The Leopard

Some years back, back when foreign language films were shown on terrestrial television, there were a couple of series I used to watch religiously. One was Moving Pictures presented by Howard Schuman, and the other was Moviedrome, presented originally by Alex Cox.
Now I can’t remember which of these two fine shows it was I was watching, but one of the films they were talking about was The Leopard. Thinking again now, I believe it may well have been Moving Pictures, as I seem to recall Howard Schuman imploring us to watch the screening of The Leopard later that evening as a rare treat. I duly set the video, as it was on late at night.
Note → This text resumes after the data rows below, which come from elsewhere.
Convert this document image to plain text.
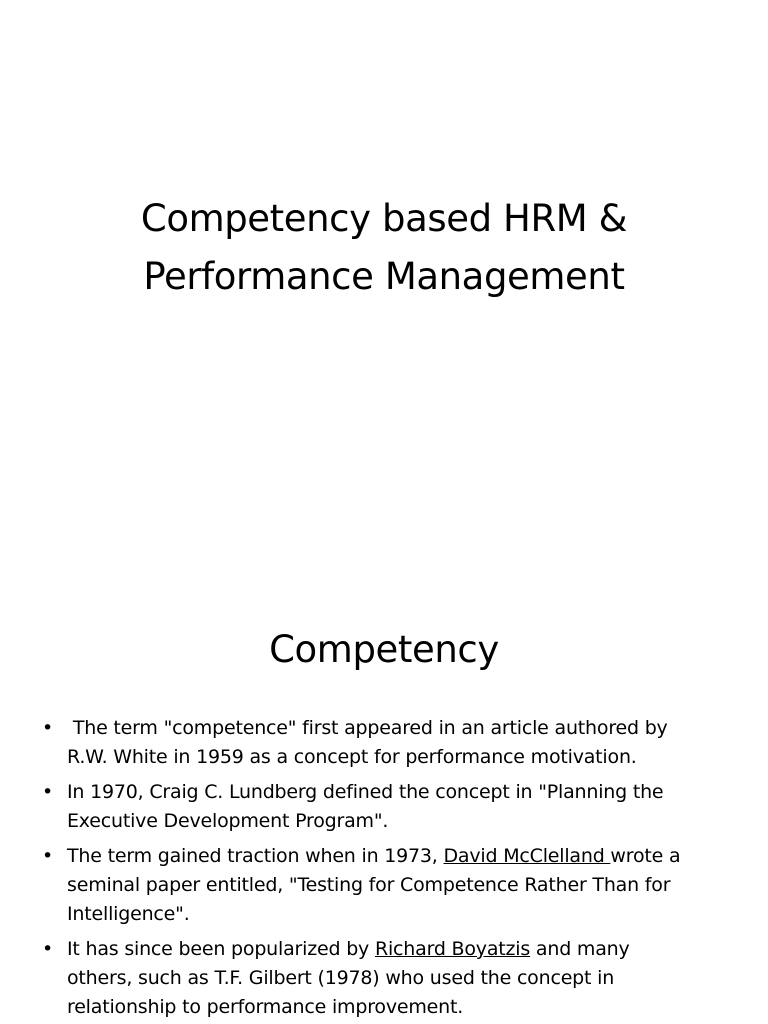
Competency based HRM &
Performance Management
Competency
• The term "competence" first appeared in an article authored by
R.W. White in 1959 as a concept for performance motivation.
• In 1970, Craig C. Lundberg defined the concept in "Planning the
Executive Development Program".
• The term gained traction when in 1973, David McClelland wrote a
seminal paper entitled, "Testing for Competence Rather Than for
Intelligence".
• It has since been popularized by Richard Boyatzis and many
others, such as T.F. Gilbert (1978) who used the concept in
relationship to performance improvement.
And of course, I never quite got around to watching the film – well it’s over three hours long.
Schuman also explained it was based on a book that I hadn’t previously heard of. The title was intriguing nonetheless, and over the years I saw it a few times when browsing Waterstones. At some point last year, I decided it was a travesty that I didn’t read nearly enough foreign fiction in translation. I think this came about around the same time I discovered Henning Mankell, and realised that there was an entire imprint, Harvill, that specialised in translated material.
At Christmas, I finally got around to picking up a copy of The Leopard, and I finished it on the tube this morning. It’s actually quite a short book, though densely written book, so it’s not light reading. But it’s covers a fascinating period of Italian history of which I knew nothing of course. That seems too familiar a phrase to me at the moment. I obviously don’t study nearly enough history. Well worth reading.
So I shall now dust off my video – which does indeed seem to be rare since this film is unavailable on video or DVD (apart from in Italy) – and watch what is also supposed to be a masterpiece.